Declines in public listings can also be observed: through the first nine months of this year, APAC recorded 608 IPOs with proceeds worth just over US$100bn, according to EY figures, representing declines of 25% in volume and 22% in value compared to the same period last year.

Rather than distributing their resources across scores of smaller deals, banks are likely to focus on a narrower range of larger, more lucrative transactions.

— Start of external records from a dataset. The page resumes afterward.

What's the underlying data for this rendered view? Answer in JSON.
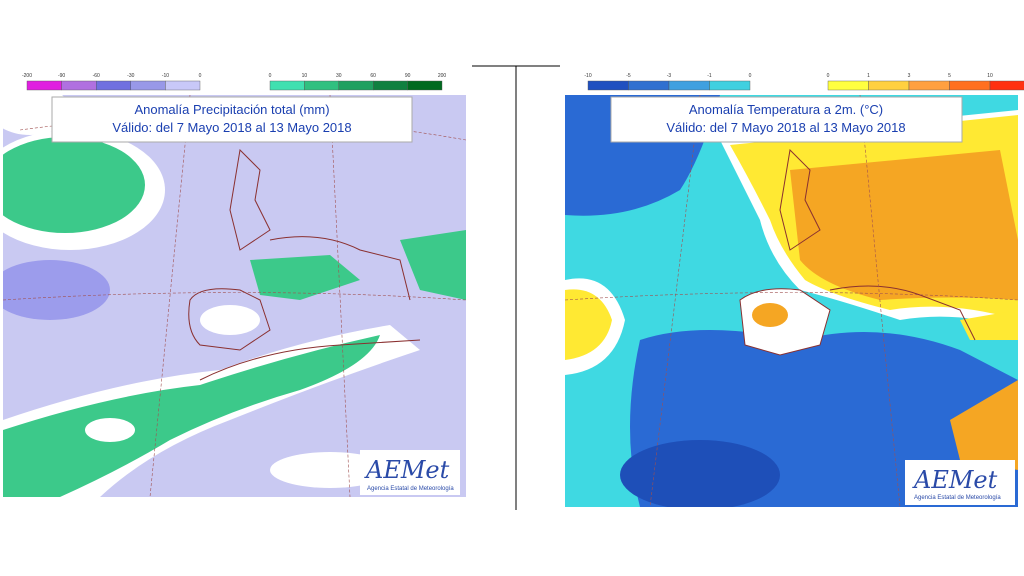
{
  "left_map": {
    "title": "Anomalía Precipitación total (mm)",
    "subtitle": "Válido: del 7 Mayo 2018 al 13 Mayo 2018",
    "legend_negative": [
      -200,
      -90,
      -60,
      -30,
      -10,
      0
    ],
    "legend_positive": [
      0,
      10,
      30,
      60,
      90,
      200
    ],
    "logo": "AEMet",
    "logo_subtitle": "Agencia Estatal de Meteorología"
  },
  "right_map": {
    "title": "Anomalía Temperatura a 2m. (°C)",
    "subtitle": "Válido: del 7 Mayo 2018 al 13 Mayo 2018",
    "legend_negative": [
      -10,
      -5,
      -3,
      -1,
      0
    ],
    "legend_positive": [
      0,
      1,
      3,
      5,
      10
    ],
    "logo": "AEMet",
    "logo_subtitle": "Agencia Estatal de Meteorología"
  }
}
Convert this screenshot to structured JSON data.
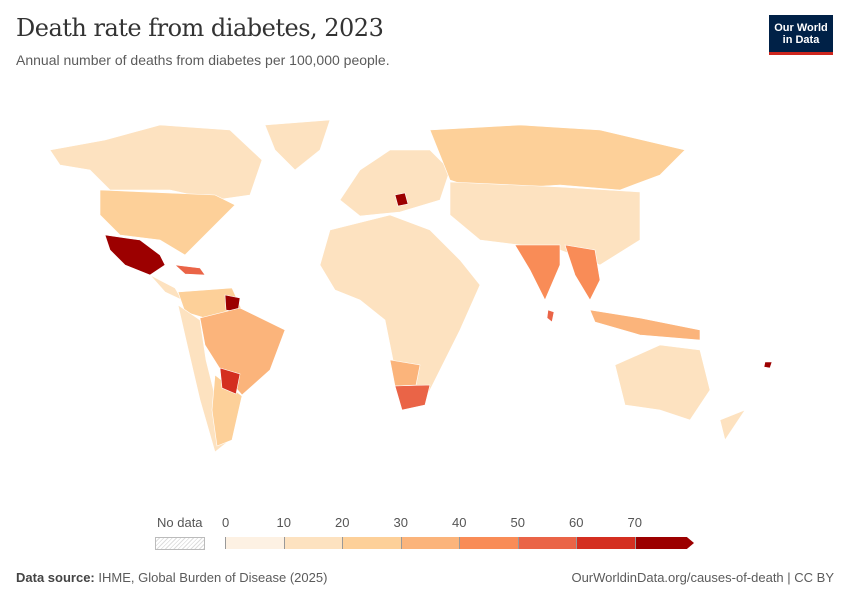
{
  "header": {
    "title": "Death rate from diabetes, 2023",
    "subtitle": "Annual number of deaths from diabetes per 100,000 people.",
    "logo": "Our World in Data"
  },
  "legend": {
    "no_data_label": "No data",
    "ticks": [
      "0",
      "10",
      "20",
      "30",
      "40",
      "50",
      "60",
      "70"
    ],
    "colors": [
      "#fdf1e3",
      "#fde2c0",
      "#fdd099",
      "#fbb47b",
      "#f98c57",
      "#ea6447",
      "#d42f20",
      "#9c0000"
    ]
  },
  "footer": {
    "source_label": "Data source:",
    "source": "IHME, Global Burden of Disease (2025)",
    "link": "OurWorldinData.org/causes-of-death | CC BY"
  }
}
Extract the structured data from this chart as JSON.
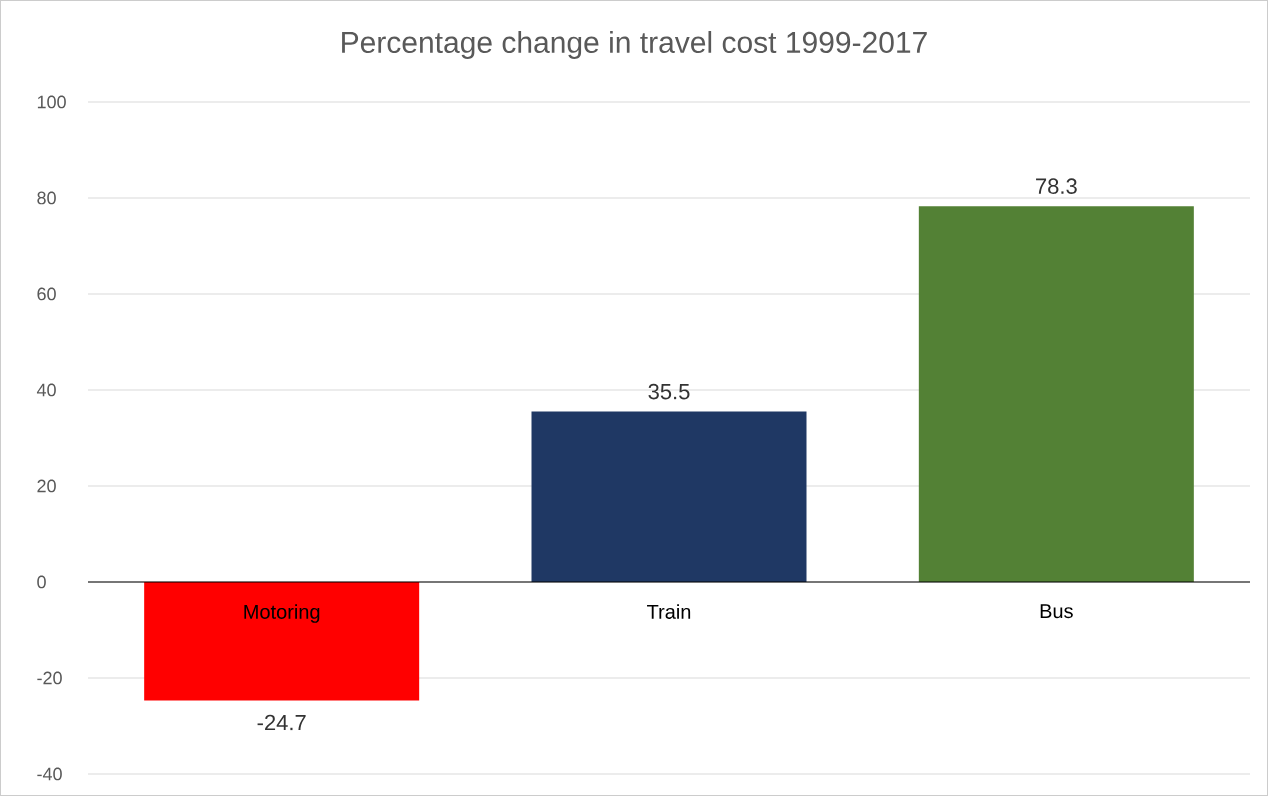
{
  "chart_data": {
    "type": "bar",
    "title": "Percentage change in travel cost 1999-2017",
    "categories": [
      "Motoring",
      "Train",
      "Bus"
    ],
    "values": [
      -24.7,
      35.5,
      78.3
    ],
    "colors": [
      "#ff0000",
      "#1f3864",
      "#538135"
    ],
    "ylim": [
      -40,
      100
    ],
    "yticks": [
      -40,
      -20,
      0,
      20,
      40,
      60,
      80,
      100
    ],
    "grid": "y",
    "data_labels": true
  }
}
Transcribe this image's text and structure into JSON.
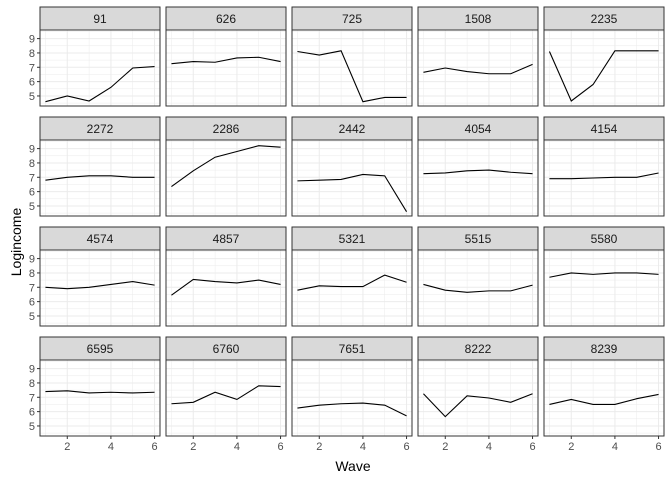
{
  "chart_data": {
    "type": "line",
    "facet_layout": "5 columns x 4 rows",
    "xlabel": "Wave",
    "ylabel": "Logincome",
    "xlim": [
      0.75,
      6.25
    ],
    "ylim": [
      4.3,
      9.6
    ],
    "x_ticks": [
      2,
      4,
      6
    ],
    "y_ticks": [
      5,
      6,
      7,
      8,
      9
    ],
    "x": [
      1,
      2,
      3,
      4,
      5,
      6
    ],
    "grid": true,
    "line_color": "#000000",
    "strip_fill": "#d9d9d9",
    "panels": [
      {
        "id": "91",
        "values": [
          4.6,
          5.0,
          4.65,
          5.6,
          6.95,
          7.05
        ]
      },
      {
        "id": "626",
        "values": [
          7.25,
          7.4,
          7.35,
          7.65,
          7.7,
          7.4
        ]
      },
      {
        "id": "725",
        "values": [
          8.1,
          7.85,
          8.15,
          4.6,
          4.9,
          4.9
        ]
      },
      {
        "id": "1508",
        "values": [
          6.65,
          6.95,
          6.7,
          6.55,
          6.55,
          7.2
        ]
      },
      {
        "id": "2235",
        "values": [
          8.1,
          4.65,
          5.8,
          8.15,
          8.15,
          8.15
        ]
      },
      {
        "id": "2272",
        "values": [
          6.8,
          7.0,
          7.1,
          7.1,
          7.0,
          7.0
        ]
      },
      {
        "id": "2286",
        "values": [
          6.35,
          7.45,
          8.4,
          8.8,
          9.2,
          9.1
        ]
      },
      {
        "id": "2442",
        "values": [
          6.75,
          6.8,
          6.85,
          7.2,
          7.1,
          4.6
        ]
      },
      {
        "id": "4054",
        "values": [
          7.25,
          7.3,
          7.45,
          7.5,
          7.35,
          7.25
        ]
      },
      {
        "id": "4154",
        "values": [
          6.9,
          6.9,
          6.95,
          7.0,
          7.0,
          7.3
        ]
      },
      {
        "id": "4574",
        "values": [
          7.0,
          6.9,
          7.0,
          7.2,
          7.4,
          7.15
        ]
      },
      {
        "id": "4857",
        "values": [
          6.45,
          7.55,
          7.4,
          7.3,
          7.5,
          7.2
        ]
      },
      {
        "id": "5321",
        "values": [
          6.8,
          7.1,
          7.05,
          7.05,
          7.85,
          7.35
        ]
      },
      {
        "id": "5515",
        "values": [
          7.2,
          6.8,
          6.65,
          6.75,
          6.75,
          7.15
        ]
      },
      {
        "id": "5580",
        "values": [
          7.7,
          8.0,
          7.9,
          8.0,
          8.0,
          7.9
        ]
      },
      {
        "id": "6595",
        "values": [
          7.4,
          7.45,
          7.3,
          7.35,
          7.3,
          7.35
        ]
      },
      {
        "id": "6760",
        "values": [
          6.55,
          6.65,
          7.35,
          6.85,
          7.8,
          7.75
        ]
      },
      {
        "id": "7651",
        "values": [
          6.25,
          6.45,
          6.55,
          6.6,
          6.45,
          5.7
        ]
      },
      {
        "id": "8222",
        "values": [
          7.25,
          5.65,
          7.1,
          6.95,
          6.65,
          7.25
        ]
      },
      {
        "id": "8239",
        "values": [
          6.5,
          6.85,
          6.5,
          6.5,
          6.9,
          7.2
        ]
      }
    ]
  }
}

Increasing focus on megadeals

As financing conditions tighten and the M&A and IPO markets decelerate, banks’ earnings are coming under strain. Amid a maelstrom of headwinds, investment banks will be more selective about the deals on which they choose to advise.

However, the markets for bids and listings will not dry up entirely. Megadeals, of which there have been 15 in Asia so far this year, worth a combined US$320.8bn (down only slightly from the US$351.8bn logged across Asia’s 31 megadeals last year) will remain highly profitable.

Rather than distributing their resources across scores of smaller deals—and all the valuation appraisals, capital raising, due diligence, and negotiations they would entail—banks are likely to focus on a narrower range of larger, more lucrative transactions.